Jessica Daniel: Behind Closed Doors – The afterword about not insulting a reader’s intelligence

Friday, January 17, 2014

This morning, Behind Closed Doors became my eighth consecutive book to make the top-20 of the Kindle crime charts, following Jessica 1-6 and Watched. First, then, a thank you to the readers who continue to buy and read my books. It’s incredibly flattering and has genuinely changed my life.

On top of that, the incredible billboard picture below is currently up at Piccadilly Station in Manchester. It’s HUGE and almost surreal. Thanks to Michelle Saunders on Twitter for the photo and, of course, my publishers for their support. Many authors like myself who’ve had initial self-published success have been completely abandoned by the publishers *not mentioning names* but that could not be further from the truth with Pan.

Anyway…very minor Behind Closed Doors spoilers ahead…

If you’ve read Behind Closed Doors, you’ll know that it’s a little different from the other Jessica books. There are plenty of reasons for this. Firstly, I don’t want to keep doing the same thing. It’d be so easy to essentially write the same book over and over, change a few character names, and hope nobody notices. I try not to be lazy. That doesn’t mean everything I attempt will come off – I know that – but I’d rather try and fail, than write the same thing over and over. It’s not only boring, it takes the piss out of readers, believing they’ll buy any old shite because it has my name on it.

I don’t want to do that.

That might mean a reader doesn’t like something like Watched – or Behind Closed Doors – but at least I’m not insulting people’s intelligence.
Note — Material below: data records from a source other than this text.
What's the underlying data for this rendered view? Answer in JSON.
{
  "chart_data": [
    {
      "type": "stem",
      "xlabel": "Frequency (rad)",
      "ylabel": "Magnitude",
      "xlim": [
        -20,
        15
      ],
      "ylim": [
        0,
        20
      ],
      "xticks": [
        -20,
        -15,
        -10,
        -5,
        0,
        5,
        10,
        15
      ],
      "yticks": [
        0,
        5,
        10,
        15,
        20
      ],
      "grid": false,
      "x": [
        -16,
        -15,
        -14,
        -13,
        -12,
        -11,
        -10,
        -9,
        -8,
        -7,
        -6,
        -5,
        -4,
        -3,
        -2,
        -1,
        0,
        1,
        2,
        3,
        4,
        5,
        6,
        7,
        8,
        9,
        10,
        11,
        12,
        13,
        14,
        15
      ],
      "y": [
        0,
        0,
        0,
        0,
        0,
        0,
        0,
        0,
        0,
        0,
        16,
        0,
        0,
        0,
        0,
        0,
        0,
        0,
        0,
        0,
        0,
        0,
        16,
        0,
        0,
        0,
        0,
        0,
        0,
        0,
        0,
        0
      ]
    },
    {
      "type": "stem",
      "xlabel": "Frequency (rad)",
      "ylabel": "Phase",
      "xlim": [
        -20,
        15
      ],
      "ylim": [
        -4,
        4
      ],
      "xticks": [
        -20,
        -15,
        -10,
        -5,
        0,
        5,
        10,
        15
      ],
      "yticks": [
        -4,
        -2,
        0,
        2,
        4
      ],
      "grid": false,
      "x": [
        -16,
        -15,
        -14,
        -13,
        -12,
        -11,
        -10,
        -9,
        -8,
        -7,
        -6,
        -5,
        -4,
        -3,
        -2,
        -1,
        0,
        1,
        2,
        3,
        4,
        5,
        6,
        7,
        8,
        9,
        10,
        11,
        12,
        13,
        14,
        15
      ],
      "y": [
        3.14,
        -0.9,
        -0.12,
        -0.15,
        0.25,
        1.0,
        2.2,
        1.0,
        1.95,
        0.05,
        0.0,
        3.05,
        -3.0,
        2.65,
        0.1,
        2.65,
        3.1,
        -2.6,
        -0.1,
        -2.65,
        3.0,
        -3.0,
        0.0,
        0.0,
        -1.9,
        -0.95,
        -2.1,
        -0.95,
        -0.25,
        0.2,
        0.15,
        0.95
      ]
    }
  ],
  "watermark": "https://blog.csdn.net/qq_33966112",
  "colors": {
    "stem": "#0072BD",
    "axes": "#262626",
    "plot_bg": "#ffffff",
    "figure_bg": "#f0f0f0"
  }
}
Behind Closed Doors was an awkward novel to plot. It tells one story that lasts a year, with a second that lasts a week. What it also does – crucially – is allows me to ever so slightly reinvent the character of Jessica. Things ARE different in books eight, nine and beyond because she’s had time away from the job. There are new colleagues, new internal issues where she works. That type of thing is essential in a series to stop everyone from getting bored.

None of that means the events of books 1-7 are forgotten, in fact a few characters from earlier novels return in Crossing The Line, which is coming in the autumn. It’s also not reinventing the wheel. I write about things, places and people that interest me. It does mean – hopefully – that the Jessica books won’t become repetitive. I’d like to think that’s apparent in the subject matter. Broadly, books 1-3 were standard serial killer fare (that’s not completely true but close enough), book 4 was child abduction; 5 was an arsonist; 6 was organised crime; 7 was a cult.

I do try to be different.

Part of that is expanding Jessica’s world. Andrew Hunter, the private investigator from Playing with Fire, has his own series beginning in June. Down Among The Dead Men, out in 2015, is a standalone crime novel in the sense it’s self-contained and needs no knowledge of my other books, but it’s set in Jessica’s world. There are events referenced from the Jessica novels; characters whose names regular readers will recognise; plus people who’ll eventually crossover into the Jessica series.

All of that is possible because of Jessica’s ‘missing year’ that happens through Behind Closed Doors. An awful lot happened in those 12 months and, soon, readers will be able to find out what.

Before all of that, however, it is something COMPLETELY different. My next book is Reckoning, the first in the Silver Blackthorn young adult-fantasy-adventure trilogy. That’s out on May 22. Many more details soon.